Doğrusallık/Doğrusal Olmayan Durum:
Artan dozlarda uygulanan 3 saatlik infiizyonlar doğrusal olmayan farmakokinetik sonuçlar vermiştir. 135 mg/m2 lik doz % 30 artırılarak 175 mg/m2 ye çıkartıldığı zaman Cmaks ve eğri altındaki alan (EAA) değerleri sırasıyla % 75 ve % 81 artmıştır.
Tedavi gören hastanın sistemik paklitaksele verdiği cevaplar arasında çok fazla fark yoktur, çoklu tedavi kürlerinde paklitakselin biriktiğine dair herhangi bir bulgu yoktur.

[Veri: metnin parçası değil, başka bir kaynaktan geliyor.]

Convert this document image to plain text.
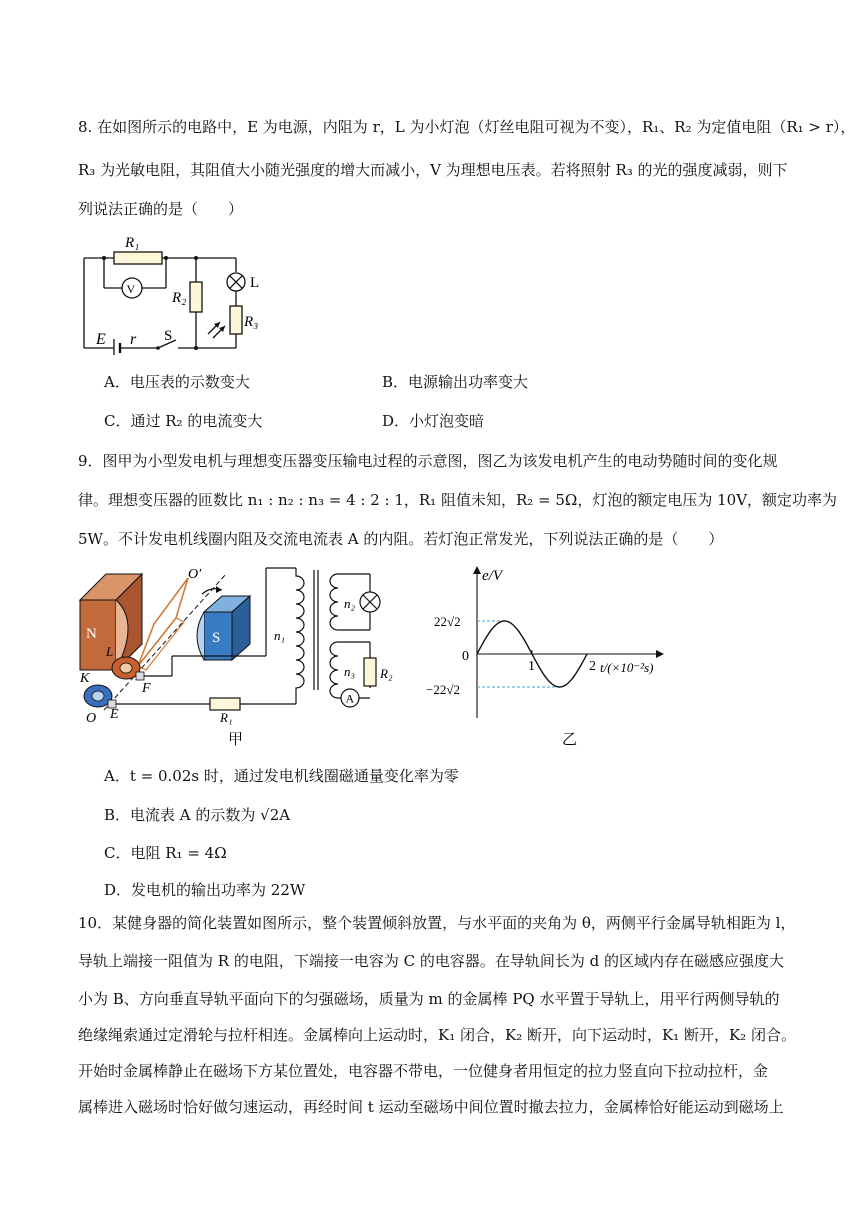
8. 在如图所示的电路中，E 为电源，内阻为 r，L 为小灯泡（灯丝电阻可视为不变），R₁、R₂ 为定值电阻（R₁ > r），
R₃ 为光敏电阻，其阻值大小随光强度的增大而减小，V 为理想电压表。若将照射 R₃ 的光的强度减弱，则下
列说法正确的是（　　）
R₁
V
R₂
L
R₃
E r S
A．电压表的示数变大	B．电源输出功率变大
C．通过 R₂ 的电流变大	D．小灯泡变暗
9．图甲为小型发电机与理想变压器变压输电过程的示意图，图乙为该发电机产生的电动势随时间的变化规
律。理想变压器的匝数比 n₁ : n₂ : n₃ = 4 : 2 : 1，R₁ 阻值未知，R₂ = 5Ω，灯泡的额定电压为 10V，额定功率为
5W。不计发电机线圈内阻及交流电流表 A 的内阻。若灯泡正常发光，下列说法正确的是（　　）
O′
N	S
L
K
F
O E
n₁
n₂
n₃
R₁
R₂
A
甲
e/V
22√2
0
−22√2
1	2 t/(×10⁻²s)
乙
A．t = 0.02s 时，通过发电机线圈磁通量变化率为零
B．电流表 A 的示数为 √2A
C．电阻 R₁ = 4Ω
D．发电机的输出功率为 22W
10．某健身器的简化装置如图所示，整个装置倾斜放置，与水平面的夹角为 θ，两侧平行金属导轨相距为 l，
导轨上端接一阻值为 R 的电阻，下端接一电容为 C 的电容器。在导轨间长为 d 的区域内存在磁感应强度大
小为 B、方向垂直导轨平面向下的匀强磁场，质量为 m 的金属棒 PQ 水平置于导轨上，用平行两侧导轨的
绝缘绳索通过定滑轮与拉杆相连。金属棒向上运动时，K₁ 闭合，K₂ 断开，向下运动时，K₁ 断开，K₂ 闭合。
开始时金属棒静止在磁场下方某位置处，电容器不带电，一位健身者用恒定的拉力竖直向下拉动拉杆，金
属棒进入磁场时恰好做匀速运动，再经时间 t 运动至磁场中间位置时撤去拉力，金属棒恰好能运动到磁场上
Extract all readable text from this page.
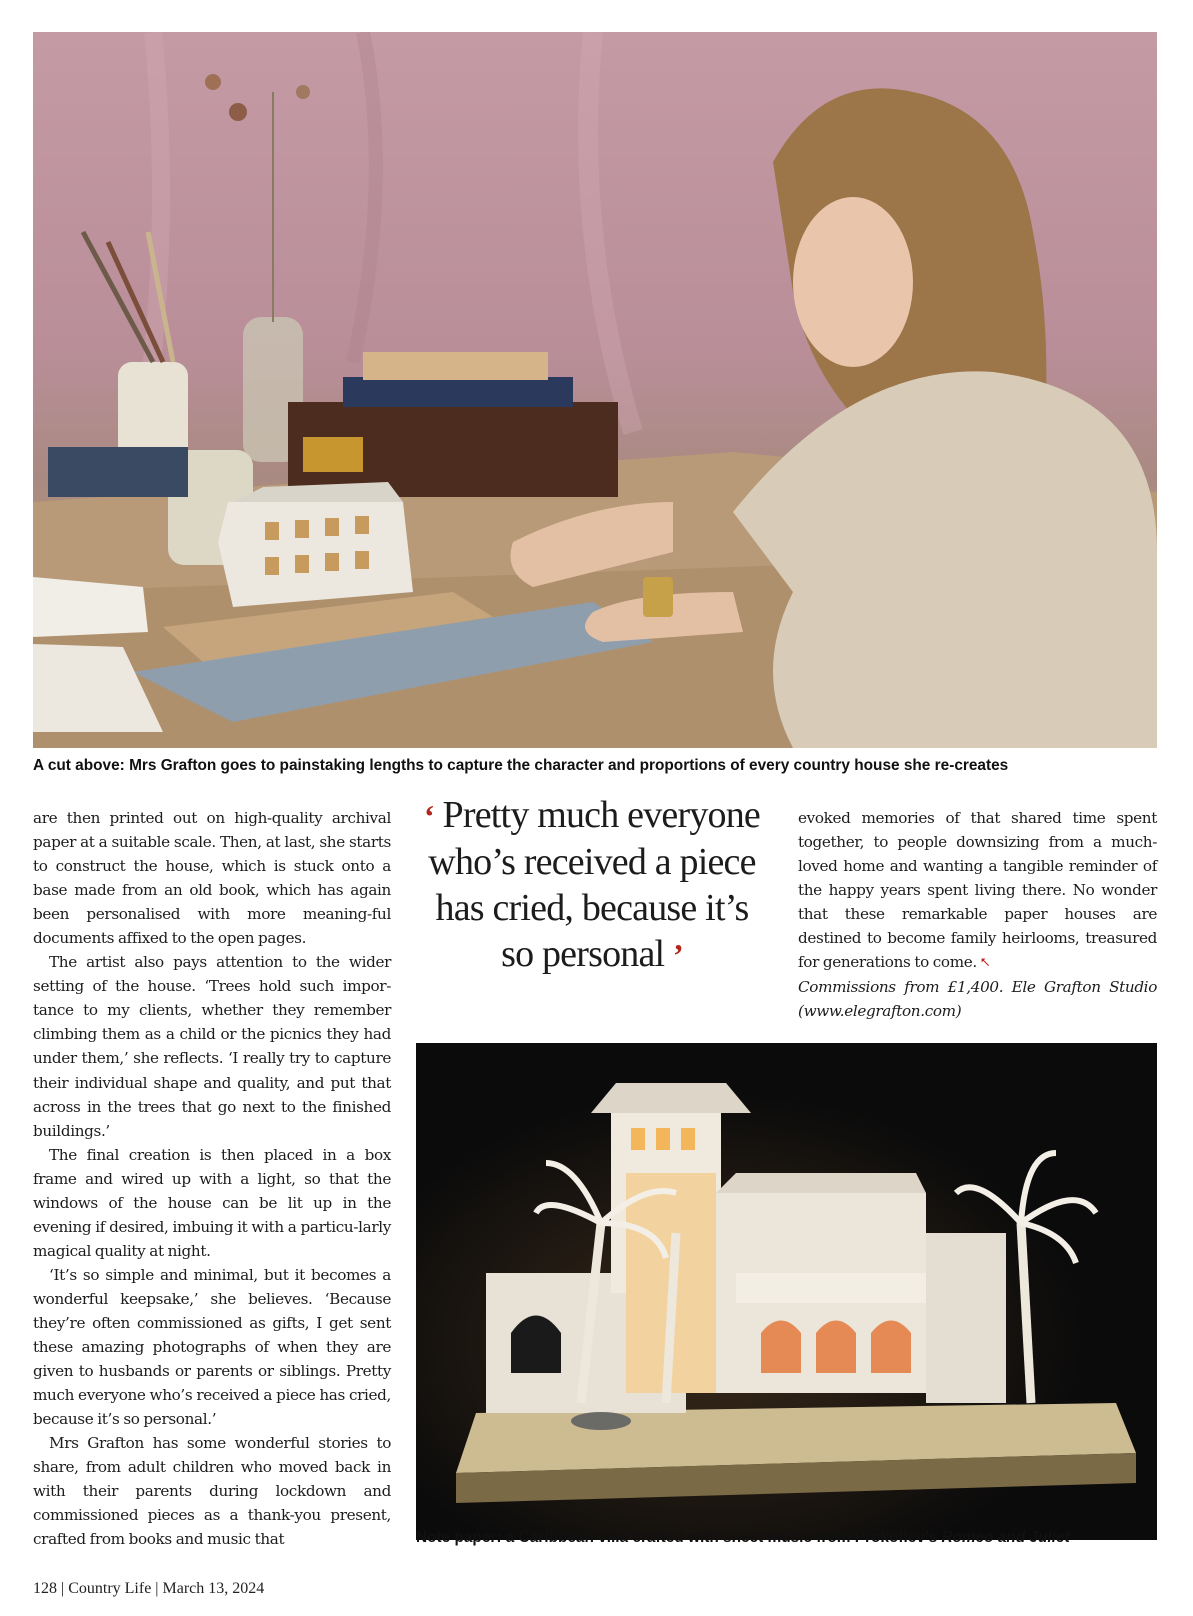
A cut above: Mrs Grafton goes to painstaking lengths to capture the character and proportions of every country house she re-creates

are then printed out on high-quality archival paper at a suitable scale. Then, at last, she starts to construct the house, which is stuck onto a base made from an old book, which has again been personalised with more meaning-ful documents affixed to the open pages.

The artist also pays attention to the wider setting of the house. ‘Trees hold such impor-tance to my clients, whether they remember climbing them as a child or the picnics they had under them,’ she reflects. ‘I really try to capture their individual shape and quality, and put that across in the trees that go next to the finished buildings.’

The final creation is then placed in a box frame and wired up with a light, so that the windows of the house can be lit up in the evening if desired, imbuing it with a particu-larly magical quality at night.

‘It’s so simple and minimal, but it becomes a wonderful keepsake,’ she believes. ‘Because they’re often commissioned as gifts, I get sent these amazing photographs of when they are given to husbands or parents or siblings. Pretty much everyone who’s received a piece has cried, because it’s so personal.’

Mrs Grafton has some wonderful stories to share, from adult children who moved back in with their parents during lockdown and commissioned pieces as a thank-you present, crafted from books and music that

‘ Pretty much everyone who’s received a piece has cried, because it’s so personal ’

evoked memories of that shared time spent together, to people downsizing from a much-loved home and wanting a tangible reminder of the happy years spent living there. No wonder that these remarkable paper houses are destined to become family heirlooms, treasured for generations to come. ⭦

Commissions from £1,400. Ele Grafton Studio (www.elegrafton.com)

Note paper: a Caribbean villa crafted with sheet music from Prokofiev’s Romeo and Juliet
128 | Country Life | March 13, 2024
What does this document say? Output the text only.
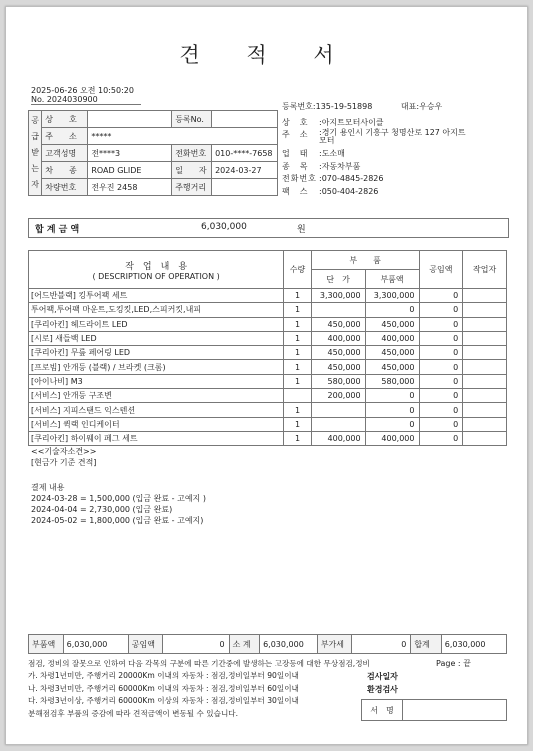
견 적 서
2025-06-26 오전 10:50:20
No. 2024030900
공
급
받
는
자	상　　호		등록No.	
	주　　소	*****		
	고객성명	전****3	전화번호	010-****-7658
	차　　종	ROAD GLIDE	일　　자	2024-03-27
	차량번호	전우진 2458	주행거리	
등록번호 :135-19-51898	대표 :우승우
상　호	:아지트모터사이클
주　소	:경기 용인시 기흥구 청명산로 127 아지트모터
업　태	:도소매
종　목	:자동차부품
전화번호 :070-4845-2826
팩　스	:050-404-2826
합 계 금 액	6,030,000	원
작　업　내　용
( DESCRIPTION OF OPERATION )	수량	부　　품		공임액	작업자
		단　가	부품액		
[어드반블랙] 킹투어팩 세트	1	3,300,000	3,300,000	0	
투어팩,투어팩 마운트,도킹킷,LED,스피커킷,내피	1		0	0	
[쿠리아킨] 헤드라이트 LED	1	450,000	450,000	0	
[시로] 새들백 LED	1	400,000	400,000	0	
[쿠리아킨] 무릎 페어링 LED	1	450,000	450,000	0	
[프로빔] 안개등 (블랙) / 브라켓 (크롬)	1	450,000	450,000	0	
[아이나비] M3	1	580,000	580,000	0	
[서비스] 안개등 구조변		200,000	0	0	
[서비스] 지피스탠드 익스텐션	1		0	0	
[서비스] 퀵랙 인디케이터	1		0	0	
[쿠리아킨] 하이웨이 페그 세트	1	400,000	400,000	0	

<<기술자소견>>
[현금가 기준 견적]
결제 내용
2024-03-28 = 1,500,000 (입금 완료 - 고예지 )
2024-04-04 = 2,730,000 (입금 완료)
2024-05-02 = 1,800,000 (입금 완료 - 고예지)
부품액	6,030,000	공임액	0	소 계	6,030,000	부가세	0	합계	6,030,000
점검, 정비의 잘못으로 인하여 다음 각목의 구분에 따른 기간중에 발생하는 고장등에 대한 무상점검,정비
가. 차령1년미만, 주행거리 20000Km 이내의 자동차 : 점검,정비일부터 90일이내
나. 차령3년미만, 주행거리 60000Km 이내의 자동차 : 점검,정비일부터 60일이내
다. 차령3년이상, 주행거리 60000Km 이상의 자동차 : 점검,정비일부터 30일이내
분해점검후 부품의 증감에 따라 견적금액이 변동될 수 있습니다.
Page : 끝
검사일자
환경검사
서　명	
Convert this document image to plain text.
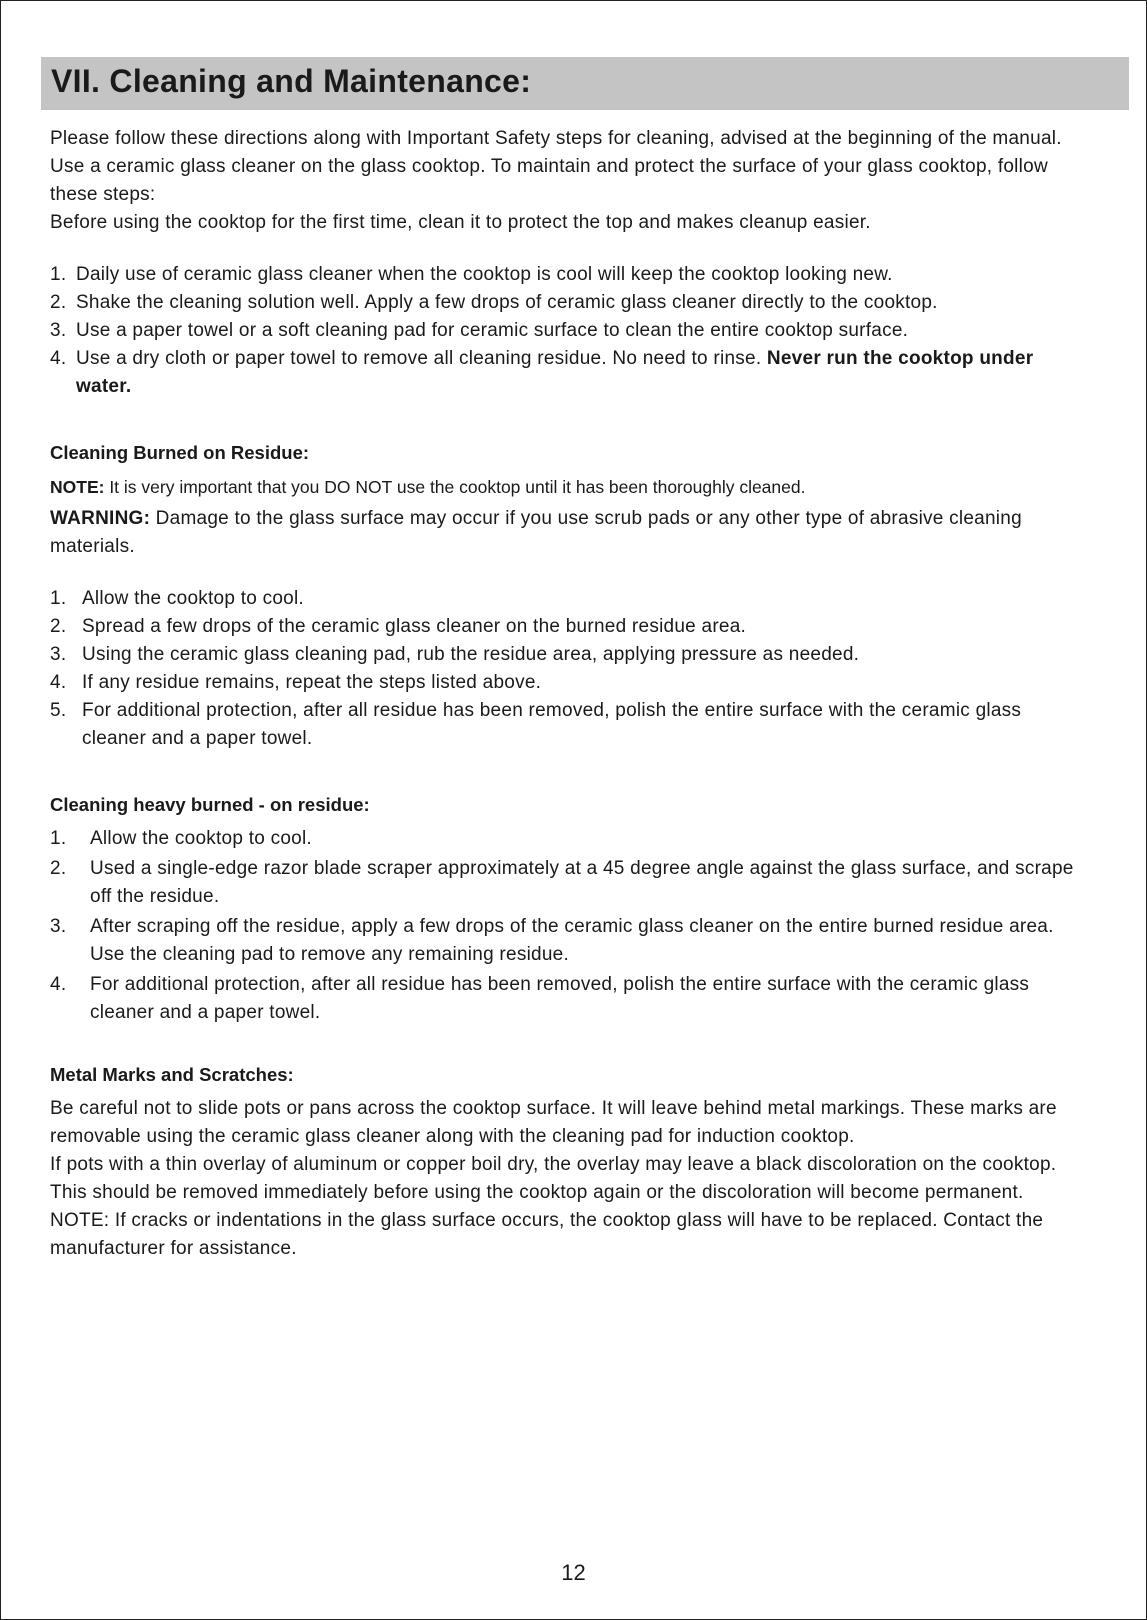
VII. Cleaning and Maintenance:

Please follow these directions along with Important Safety steps for cleaning, advised at the beginning of the manual. Use a ceramic glass cleaner on the glass cooktop. To maintain and protect the surface of your glass cooktop, follow these steps:

Before using the cooktop for the first time, clean it to protect the top and makes cleanup easier.

1. Daily use of ceramic glass cleaner when the cooktop is cool will keep the cooktop looking new.
2. Shake the cleaning solution well. Apply a few drops of ceramic glass cleaner directly to the cooktop.
3. Use a paper towel or a soft cleaning pad for ceramic surface to clean the entire cooktop surface.
4. Use a dry cloth or paper towel to remove all cleaning residue. No need to rinse. Never run the cooktop under water.
Cleaning Burned on Residue:

NOTE: It is very important that you DO NOT use the cooktop until it has been thoroughly cleaned.

WARNING: Damage to the glass surface may occur if you use scrub pads or any other type of abrasive cleaning materials.

1. Allow the cooktop to cool.
2. Spread a few drops of the ceramic glass cleaner on the burned residue area.
3. Using the ceramic glass cleaning pad, rub the residue area, applying pressure as needed.
4. If any residue remains, repeat the steps listed above.
5. For additional protection, after all residue has been removed, polish the entire surface with the ceramic glass cleaner and a paper towel.
Cleaning heavy burned - on residue:
1. Allow the cooktop to cool.
2. Used a single-edge razor blade scraper approximately at a 45 degree angle against the glass surface, and scrape off the residue.
3. After scraping off the residue, apply a few drops of the ceramic glass cleaner on the entire burned residue area. Use the cleaning pad to remove any remaining residue.
4. For additional protection, after all residue has been removed, polish the entire surface with the ceramic glass cleaner and a paper towel.
Metal Marks and Scratches:

Be careful not to slide pots or pans across the cooktop surface. It will leave behind metal markings. These marks are removable using the ceramic glass cleaner along with the cleaning pad for induction cooktop.

If pots with a thin overlay of aluminum or copper boil dry, the overlay may leave a black discoloration on the cooktop. This should be removed immediately before using the cooktop again or the discoloration will become permanent.

NOTE: If cracks or indentations in the glass surface occurs, the cooktop glass will have to be replaced. Contact the manufacturer for assistance.

12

Hastalardaki karakteristik özellikler
Böbrek yetmezliği: Böbrek yetmezliğinin paklitaksel atılımı üzerindeki etkisi
araştırılmamıştır.
Paklitakselin karsinojenik potansiyeli incelenmemiştir. Paklitakselin in vitro (insan lenfositlerinde kromozom aberasyonları) ve in vivo (farelerde mikronukleus testi) olarak klastojen olduğu gösterilmiştir. Paklitaksel Ames Testinde ya da CHO/HGPRT gen mutasyon tayininde mutajenik değildir. Paklitaksel alan sıçanlarda fertilitede azalma ve implantasyon sayısında ve canlı fetus sayısında azalma görülmüştür. Paklitakselin organojenez sırasında tavşanlarda ve embriyotoksik ve fetotoksik olduğu da gösterilmiştir.